Dynamic pricing is a crucial tool for any small to mid-sized business owner to increase revenue. Using this strategy takes a lot of thorough research and taking advantage of market trends, examining past sales, and keeping up with consumer demand and the competition in real-time.
So, what is dynamic pricing? Simply put, it is the process of raising or lowering the costs of products based on customer interest, the seasons and holidays, release dates, and other factors.
For instance, snow shovels, holiday cards, and chocolates are in peak demand in November and December. Using this strategy, a merchant would raise prices on these products during those months to benefit from increased demand and a captive consumer base. Conversely, business owners may use this approach to lower the costs on items whose time has passed, such as leftover beach blankets and mosquito repellent from the summer.
When you change costs based on dynamic pricing in your brick-and-mortar store, don’t forget to reflect these changes in your online shop and sales app. Feature your pricing items prominently. Consider sales displays at the front of the store and in the back of brick-and-mortar establishments. They should also be front and center on your website’s homepage or your sales App.
Like all business strategies, this requires a solid foundation to produce a positive result. Here are steps to make your business successful with the ultimate guide to pricing your products:
The first step to implementing a strategy is studying shoppers’ buying habits over the past few weeks, months, and years. This is where having a modern Point of Service (POS) program is highly beneficial. Premiere companies like National Retail Solutions (NRS) offer POS tools such as remote inventory and sales tracking that provide small business owners easy access to supply and demand for their products. Examining what items sold the most or least is when a business owner can best understand market fluctuation among their customers and plan on when to increase or decrease prices through dynamic pricing for small businesses.
When instituting dynamic pricing, it is essential to consider your customer base’s relative wealth. If your business, for example, is located in an underserved population, don’t make the mistake of expanding prices to the point that your loyal customers forego the purchase and get nervous that your establishment is becoming unaffordable. React on the fly. Once you increase based on dynamic pricing, you can always change back to the regular price, or a reduced sales point, if need be. That’s the beauty of dynamic pricing: it is flexible.

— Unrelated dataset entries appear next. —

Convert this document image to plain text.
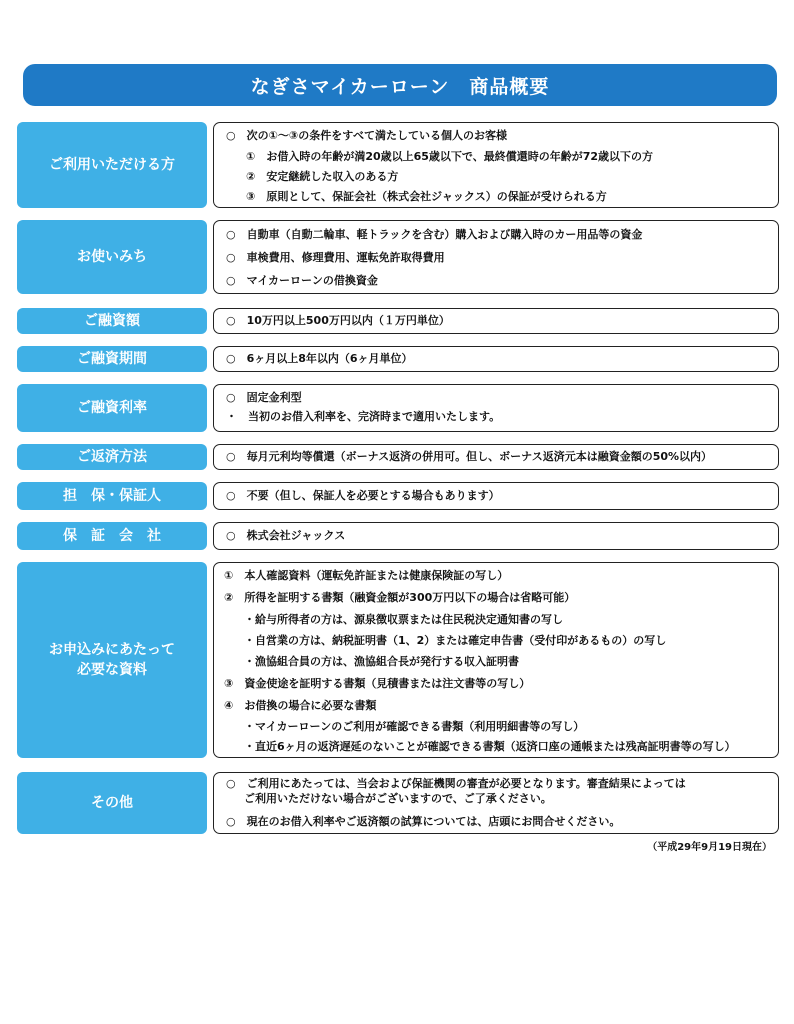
なぎさマイカーローン　商品概要
ご利用いただける方
○　次の①～③の条件をすべて満たしている個人のお客様
①　お借入時の年齢が満20歳以上65歳以下で、最終償還時の年齢が72歳以下の方
②　安定継続した収入のある方
③　原則として、保証会社（株式会社ジャックス）の保証が受けられる方
お使いみち
○　自動車（自動二輪車、軽トラックを含む）購入および購入時のカー用品等の資金
○　車検費用、修理費用、運転免許取得費用
○　マイカーローンの借換資金
ご融資額	○　10万円以上500万円以内（１万円単位）
ご融資期間	○　6ヶ月以上8年以内（6ヶ月単位）
ご融資利率
○　固定金利型
・　当初のお借入利率を、完済時まで適用いたします。
ご返済方法	○　毎月元利均等償還（ボーナス返済の併用可。但し、ボーナス返済元本は融資金額の50%以内）
担　保・保証人	○　不要（但し、保証人を必要とする場合もあります）
保　証　会　社	○　株式会社ジャックス
お申込みにあたって
必要な資料
①　本人確認資料（運転免許証または健康保険証の写し）
②　所得を証明する書類（融資金額が300万円以下の場合は省略可能）
・給与所得者の方は、源泉徴収票または住民税決定通知書の写し
・自営業の方は、納税証明書（1、2）または確定申告書（受付印があるもの）の写し
・漁協組合員の方は、漁協組合長が発行する収入証明書
③　資金使途を証明する書類（見積書または注文書等の写し）
④　お借換の場合に必要な書類
・マイカーローンのご利用が確認できる書類（利用明細書等の写し）
・直近6ヶ月の返済遅延のないことが確認できる書類（返済口座の通帳または残高証明書等の写し）
その他
○　ご利用にあたっては、当会および保証機関の審査が必要となります。審査結果によっては
ご利用いただけない場合がございますので、ご了承ください。
○　現在のお借入利率やご返済額の試算については、店頭にお問合せください。
（平成29年9月19日現在）
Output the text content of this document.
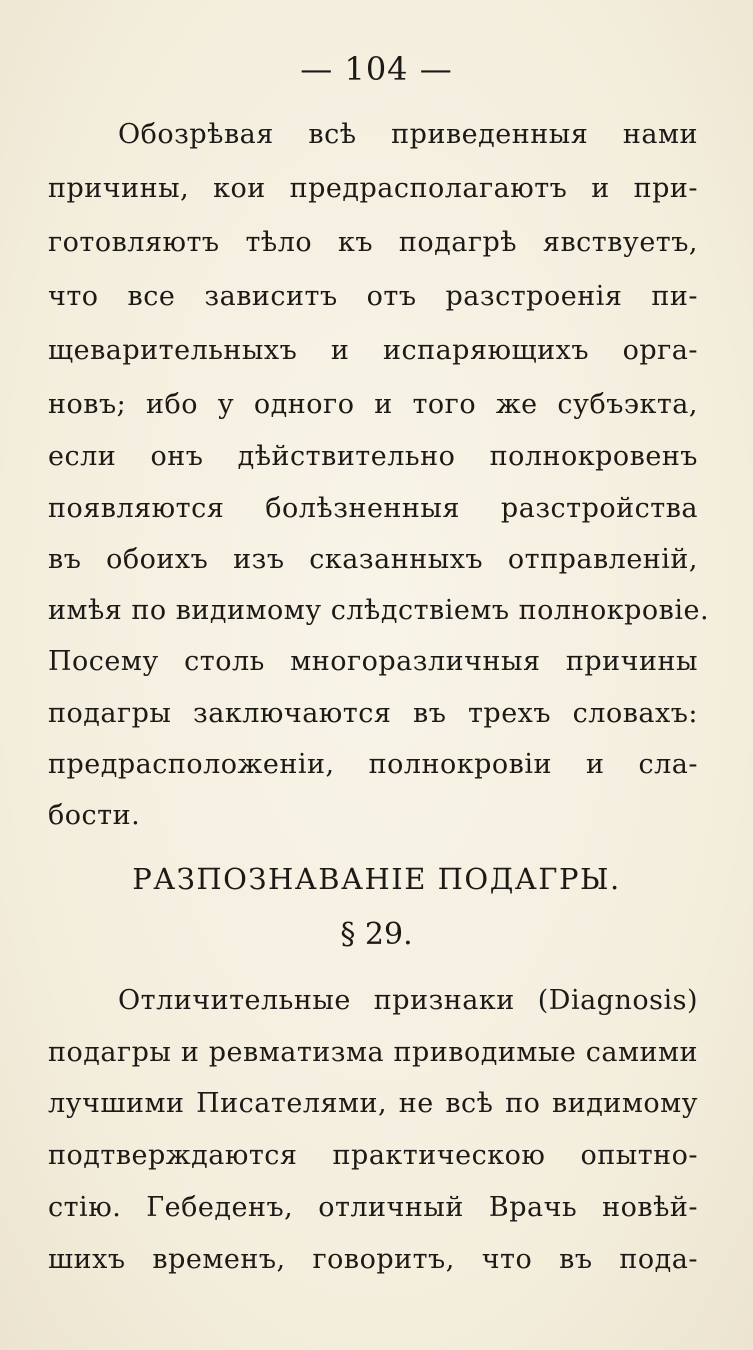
— 104 —
Обозрѣвая всѣ приведенныя нами
причины, кои предрасполагаютъ и при-
готовляютъ тѣло къ подагрѣ явствуетъ,
что все зависитъ отъ разстроенія пи-
щеварительныхъ и испаряющихъ орга-
новъ; ибо у одного и того же субъэкта,
если онъ дѣйствительно полнокровенъ
появляются болѣзненныя разстройства
въ обоихъ изъ сказанныхъ отправленій,
имѣя по видимому слѣдствіемъ полнокровіе.
Посему столь многоразличныя причины
подагры заключаются въ трехъ словахъ:
предрасположеніи, полнокровіи и сла-
бости.
РАЗПОЗНАВАНІЕ ПОДАГРЫ.
§ 29.
Отличительные признаки (Diagnosis)
подагры и ревматизма приводимые самими
лучшими Писателями, не всѣ по видимому
подтверждаются практическою опытно-
стію. Гебеденъ, отличный Врачь новѣй-
шихъ временъ, говоритъ, что въ пода-
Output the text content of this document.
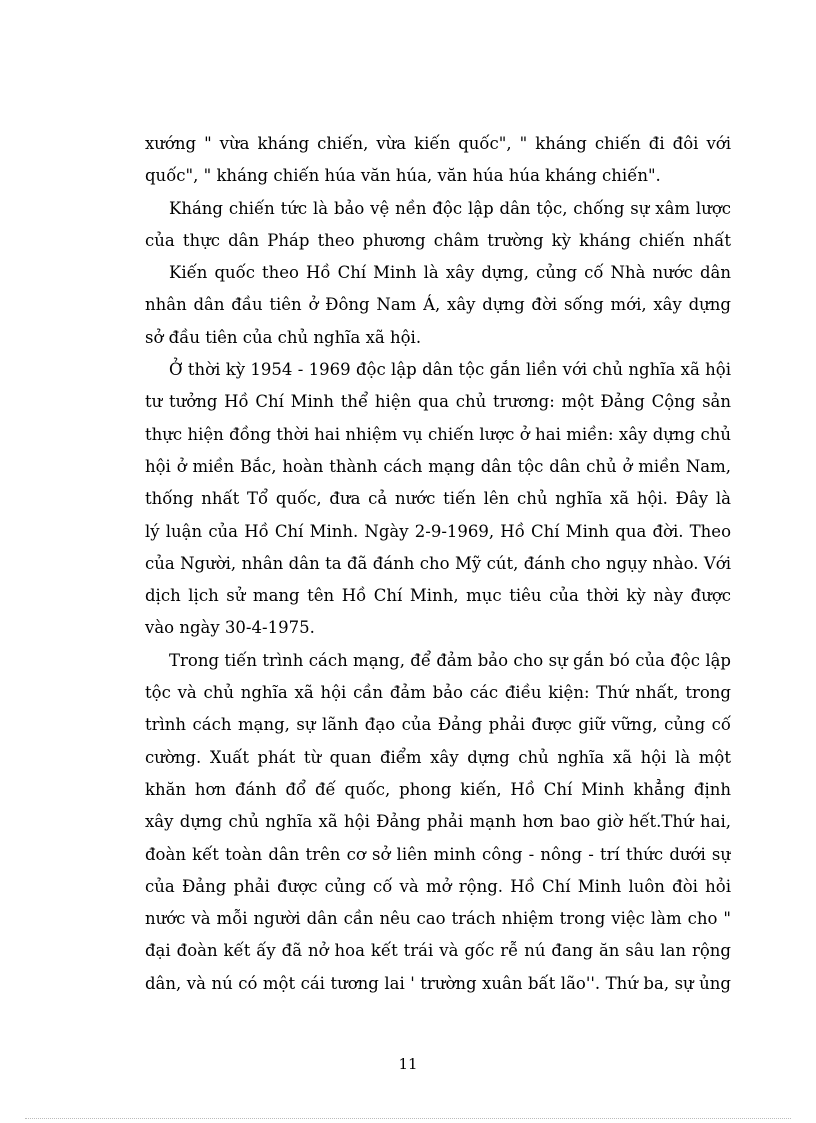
xướng " vừa kháng chiến, vừa kiến quốc", " kháng chiến đi đôi với
quốc", " kháng chiến húa văn húa, văn húa húa kháng chiến".
Kháng chiến tức là bảo vệ nền độc lập dân tộc, chống sự xâm lược
của thực dân Pháp theo phương châm trường kỳ kháng chiến nhất
Kiến quốc theo Hồ Chí Minh là xây dựng, củng cố Nhà nước dân
nhân dân đầu tiên ở Đông Nam Á, xây dựng đời sống mới, xây dựng
sở đầu tiên của chủ nghĩa xã hội.
Ở thời kỳ 1954 - 1969 độc lập dân tộc gắn liền với chủ nghĩa xã hội
tư tưởng Hồ Chí Minh thể hiện qua chủ trương: một Đảng Cộng sản
thực hiện đồng thời hai nhiệm vụ chiến lược ở hai miền: xây dựng chủ
hội ở miền Bắc, hoàn thành cách mạng dân tộc dân chủ ở miền Nam,
thống nhất Tổ quốc, đưa cả nước tiến lên chủ nghĩa xã hội. Đây là
lý luận của Hồ Chí Minh. Ngày 2-9-1969, Hồ Chí Minh qua đời. Theo
của Người, nhân dân ta đã đánh cho Mỹ cút, đánh cho ngụy nhào. Với
dịch lịch sử mang tên Hồ Chí Minh, mục tiêu của thời kỳ này được
vào ngày 30-4-1975.
Trong tiến trình cách mạng, để đảm bảo cho sự gắn bó của độc lập
tộc và chủ nghĩa xã hội cần đảm bảo các điều kiện: Thứ nhất, trong
trình cách mạng, sự lãnh đạo của Đảng phải được giữ vững, củng cố
cường. Xuất phát từ quan điểm xây dựng chủ nghĩa xã hội là một
khăn hơn đánh đổ đế quốc, phong kiến, Hồ Chí Minh khẳng định
xây dựng chủ nghĩa xã hội Đảng phải mạnh hơn bao giờ hết.Thứ hai,
đoàn kết toàn dân trên cơ sở liên minh công - nông - trí thức dưới sự
của Đảng phải được củng cố và mở rộng. Hồ Chí Minh luôn đòi hỏi
nước và mỗi người dân cần nêu cao trách nhiệm trong việc làm cho "
đại đoàn kết ấy đã nở hoa kết trái và gốc rễ nú đang ăn sâu lan rộng
dân, và nú có một cái tương lai ' trường xuân bất lão''. Thứ ba, sự ủng
11
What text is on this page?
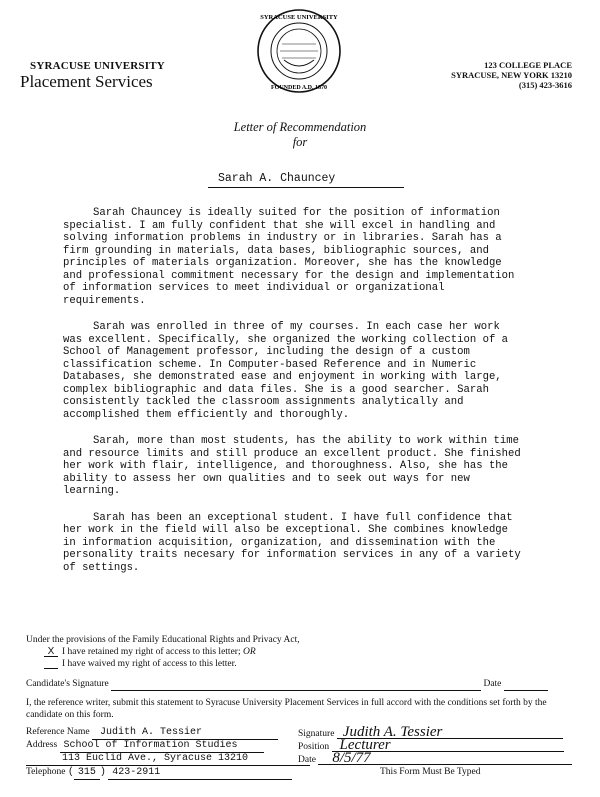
SYRACUSE UNIVERSITY
FOUNDED A.D. 1870
SYRACUSE UNIVERSITY
Placement Services
123 COLLEGE PLACE
SYRACUSE, NEW YORK 13210
(315) 423-3616
Letter of Recommendation
for
Sarah A. Chauncey

Sarah Chauncey is ideally suited for the position of information specialist. I am fully confident that she will excel in handling and solving information problems in industry or in libraries. Sarah has a firm grounding in materials, data bases, bibliographic sources, and principles of materials organization. Moreover, she has the knowledge and professional commitment necessary for the design and implementation of information services to meet individual or organizational requirements.

Sarah was enrolled in three of my courses. In each case her work was excellent. Specifically, she organized the working collection of a School of Management professor, including the design of a custom classification scheme. In Computer-based Reference and in Numeric Databases, she demonstrated ease and enjoyment in working with large, complex bibliographic and data files. She is a good searcher. Sarah consistently tackled the classroom assignments analytically and accomplished them efficiently and thoroughly.

Sarah, more than most students, has the ability to work within time and resource limits and still produce an excellent product. She finished her work with flair, intelligence, and thoroughness. Also, she has the ability to assess her own qualities and to seek out ways for new learning.

Sarah has been an exceptional student. I have full confidence that her work in the field will also be exceptional. She combines knowledge in information acquisition, organization, and dissemination with the personality traits necesary for information services in any of a variety of settings.

Under the provisions of the Family Educational Rights and Privacy Act,
X I have retained my right of access to this letter; OR
I have waived my right of access to this letter.
Candidate's Signature	Date
I, the reference writer, submit this statement to Syracuse University Placement Services in full accord with the conditions set forth by the candidate on this form.
Reference Name Judith A. Tessier
Address School of Information Studies
113 Euclid Ave., Syracuse 13210
Telephone ( 315 ) 423-2911
Signature Judith A. Tessier
Position Lecturer
Date 8/5/77
This Form Must Be Typed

An important decision on dynamic pricing for small businesses is when to roll out new price points. For instance, a company that wants to raise prices on holiday cards should not wait until December to do so. The big shopping days start around Black Friday and right after Memorial Day and the 4th of July weekend. Regarding brand-new items, dynamic pricing can differ within a week or two. For example, a hardware store selling the latest and greatest lawnmower may want to increase the price upon release. Some consumers will always want to get the latest items immediately and won’t mind paying more. Psychologically, this strategy works and will make some shoppers think that more expensive items equal better quality. However, if the competition sees this and tries to undercut your sales by lowering their costs, you may have to cut prices to keep up.
For many small businesses, the changing seasons determine dynamic pricing strategy. The general rule is to increase prices on items when they are in season, as they’ll see the highest demand. Your loyal customers would be willing to pay more at their favorite store for a snow shovel in December or grilling equipment in July than during the off-season. Stores can also raise prices according to the holidays. For instance, you’ll want to heighten the ceiling on prices for Easter candy, Christmas decorations, and July 4th-themed items in the lead-up to those days. Additional examples of the seasons affecting this include hardware stores raising prices on rakes and work gloves in the spring and fall.
Do not change the cost of everyday items; this gives the perception of price gauging. As Global management consulting firm McKinsey & Company reports, the COVID pandemic is not a time to raise personal protective devices or hand sanitizer prices. In addition, if you see spaghetti sauce selling for more than usual, that does not mean you should raise the price. Customers will understand price increases on seasonal items but will be left confused when regular household staples rise in price. In this case, this will give the customer the impression of a random increase, and they’ll be left questioning how you operate your store.
Dynamic pricing is an exciting aspect of running a small business, and it keeps merchants on their toes and gives incentive for them to do their homework and always stay aware of the competition. By following the pointers above, proprietors will be well on their way to increasing profits and being a successful business.